Les exportations concernent principalement les secteurs de la pharmacie, la cosmétique et parfumerie, l’automobile, l’agroalimentaire et les équipements électriques, tandis que les principales importations sont constituées essentiellement de cuivre qui représente 68 % des exportations chiliennes vers la France, mais aussi de produits agroalimentaires et de produits de la filière bois.
Alternative à la Chine pour les importations de lithium
Deuxième producteur de ce métal au monde derrière l’Australie, le Chili fournit un quart des achats européens de cuivre. Le secteur minier, piler de l’économie nationale, produit également des métaux indispensables à la transition énergétique comme le lithium (batteries) dont il détient 33 % des réserves mondiales.
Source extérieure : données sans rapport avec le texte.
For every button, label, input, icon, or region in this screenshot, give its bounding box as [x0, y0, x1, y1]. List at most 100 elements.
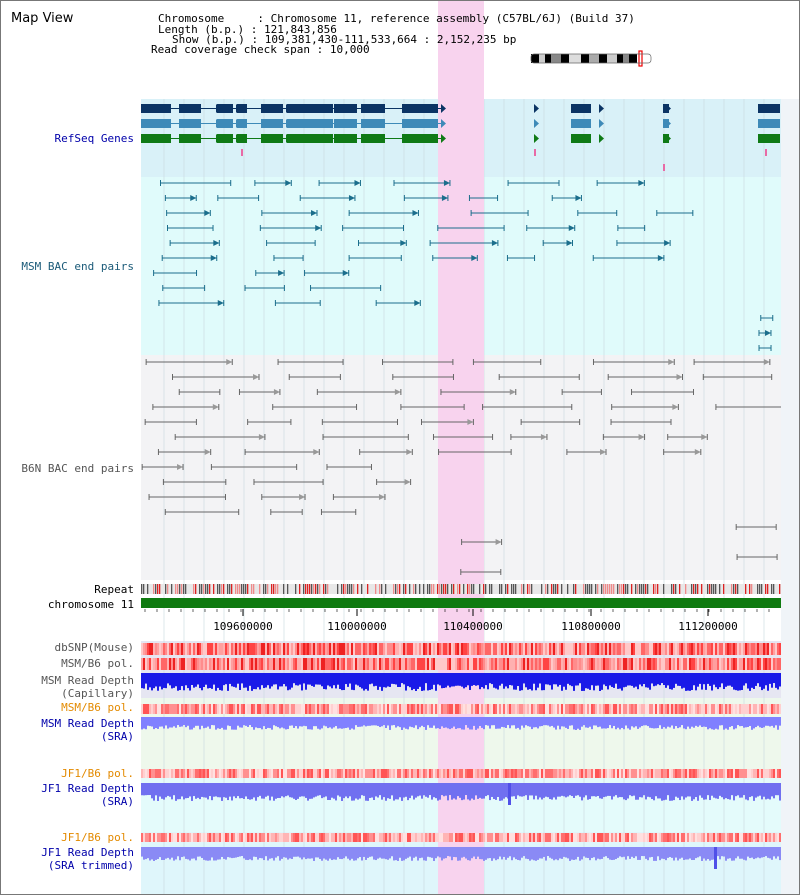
msm-capillary-depth-bar [411, 673, 413, 691]
msm-pol-sra-heat-cell [197, 704, 199, 714]
msm-pol-heat-cell [187, 658, 189, 670]
msm-sra-depth-bar [551, 717, 553, 726]
msm-sra-depth-bar [195, 717, 197, 726]
jf1-trim-depth-bar [145, 847, 147, 860]
msm-pol-heat-cell [757, 658, 759, 670]
jf1-pol-trim-heat-cell [207, 833, 209, 842]
repeat-element [327, 584, 329, 594]
jf1-pol-trim-heat-cell [651, 833, 653, 842]
b6n-bac-arrow [212, 404, 219, 410]
msm-sra-depth-bar [147, 717, 149, 726]
msm-sra-depth-bar [587, 717, 589, 728]
jf1-pol-heat-cell [281, 769, 283, 778]
jf1-trim-depth-bar [677, 847, 679, 861]
dbsnp-heat-cell [329, 643, 331, 655]
msm-sra-depth-bar [321, 717, 323, 729]
jf1-trim-depth-bar [345, 847, 347, 857]
dbsnp-heat-cell [173, 643, 175, 655]
jf1-sra-depth-bar [763, 783, 765, 797]
refseq-track-label[interactable]: RefSeq Genes [54, 132, 134, 145]
msm-capillary-depth-bar [497, 673, 499, 690]
b6n-bac-track-label[interactable]: B6N BAC end pairs [21, 462, 134, 475]
jf1-pol-heat-cell [423, 769, 425, 778]
ideogram-band [539, 54, 545, 63]
jf1-pol-trim-heat-cell [719, 833, 721, 842]
jf1-trim-depth-bar [259, 847, 261, 859]
jf1-sra-depth-bar [197, 783, 199, 798]
msm-bac-track-label[interactable]: MSM BAC end pairs [21, 260, 134, 273]
msm-sra-depth-bar [633, 717, 635, 728]
jf1-trim-depth-bar [389, 847, 391, 859]
msm-bac-arrow [400, 240, 407, 246]
msm-pol-sra-heat-cell [325, 704, 327, 714]
dbsnp-heat-cell [545, 643, 547, 655]
jf1-sra-depth-bar [761, 783, 763, 800]
jf1-pol-heat-cell [559, 769, 561, 778]
jf1-pol-trim-heat-cell [177, 833, 179, 842]
msm-capillary-depth-bar [647, 673, 649, 688]
msm-pol-sra-heat-cell [705, 704, 707, 714]
msm-capillary-depth-bar [543, 673, 545, 691]
msm-pol-sra-heat-cell [511, 704, 513, 714]
msm-capillary-depth-bar [315, 673, 317, 685]
jf1-sra-depth-bar [695, 783, 697, 798]
jf1-pol-trim-heat-cell [281, 833, 283, 842]
msm-sra-depth-bar [175, 717, 177, 728]
jf1-sra-depth-bar [145, 783, 147, 796]
repeat-element [685, 584, 687, 594]
msm-capillary-depth-bar [427, 673, 429, 691]
jf1-pol-trim-heat-cell [529, 833, 531, 842]
jf1-trim-depth-bar [611, 847, 613, 861]
jf1-sra-depth-bar [299, 783, 301, 797]
jf1-pol-trim-heat-cell [561, 833, 563, 842]
jf1-pol-heat-cell [441, 769, 443, 778]
dbsnp-heat-cell [315, 643, 317, 655]
jf1-sra-depth-bar [233, 783, 235, 797]
jf1-sra-depth-bar [199, 783, 201, 800]
msm-sra-depth-bar [177, 717, 179, 726]
jf1-trim-depth-bar [675, 847, 677, 858]
jf1-sra-depth-bar [705, 783, 707, 800]
msm-sra-depth-bar [217, 717, 219, 729]
msm-pol-heat-cell [557, 658, 559, 670]
jf1-pol-heat-cell [571, 769, 573, 778]
jf1-pol-heat-cell [669, 769, 671, 778]
dbsnp-heat-cell [193, 643, 195, 655]
jf1-pol-trim-heat-cell [481, 833, 483, 842]
jf1-sra-depth-bar [731, 783, 733, 796]
jf1-trim-depth-bar [247, 847, 249, 861]
dbsnp-heat-cell [309, 643, 311, 655]
msm-pol-sra-heat-cell [449, 704, 451, 714]
jf1-pol-trim-heat-cell [633, 833, 635, 842]
jf1-trim-depth-bar [693, 847, 695, 860]
msm-pol-sra-heat-cell [697, 704, 699, 714]
jf1-pol-trim-heat-cell [171, 833, 173, 842]
jf1-sra-depth-bar [223, 783, 225, 798]
msm-capillary-depth-bar [287, 673, 289, 691]
repeat-element [511, 584, 513, 594]
jf1-pol-trim-heat-cell [431, 833, 433, 842]
jf1-sra-depth-bar [381, 783, 383, 800]
jf1-sra-depth-bar [235, 783, 237, 799]
b6n-bac-arrow [467, 419, 474, 425]
jf1-pol-heat-cell [347, 769, 349, 778]
msm-capillary-depth-bar [243, 673, 245, 688]
jf1-sra-depth-bar [461, 783, 463, 801]
jf1-pol-trim-heat-cell [581, 833, 583, 842]
jf1-trim-depth-bar [399, 847, 401, 858]
msm-pol-sra-heat-cell [157, 704, 159, 714]
jf1-pol-heat-cell [225, 769, 227, 778]
msm-pol-heat-cell [707, 658, 709, 670]
msm-pol-sra-heat-cell [359, 704, 361, 714]
msm-pol-heat-cell [173, 658, 175, 670]
jf1-sra-depth-bar [479, 783, 481, 798]
msm-sra-depth-bar [641, 717, 643, 727]
jf1-pol-trim-heat-cell [149, 833, 151, 842]
jf1-pol-trim-heat-cell [315, 833, 317, 842]
jf1-trim-depth-bar [671, 847, 673, 858]
msm-capillary-depth-bar [737, 673, 739, 691]
msm-pol-sra-heat-cell [487, 704, 489, 714]
dbsnp-heat-cell [533, 643, 535, 655]
msm-capillary-depth-bar [579, 673, 581, 684]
Il est également le deuxième producteur mondial de molybdène, indispensable à la fabrication d’acier de haute qualité, à la production d’essence sans plomb et à celle de semi-conducteurs.
Alors que l’UE tente de réduire sa dépendance aux métaux chinois tout en menant sa transition énergétique, le Chili fait depuis plusieurs années l’objet d’une attention particulière.
Ainsi, en juillet 2023, Bruxelles a conclu avec Santiago un accord sur la commercialisation de lithium et d’autres métaux indispensables à la réalisation des objectifs européens en matière de décarbonation. En échange de facilitations d’approvisionnement, l’UE doit d’investir localement pour développer la transformation sur place de ces métaux et ainsi augmenter leur valeur ajoutée.
Toutes marchandises confondues, les échanges de l’UE avec le Chili ont bondi de 169 % entre 2002 et 2022. Une hausse spectaculaire qui méritait bien un accord commercial modernisé.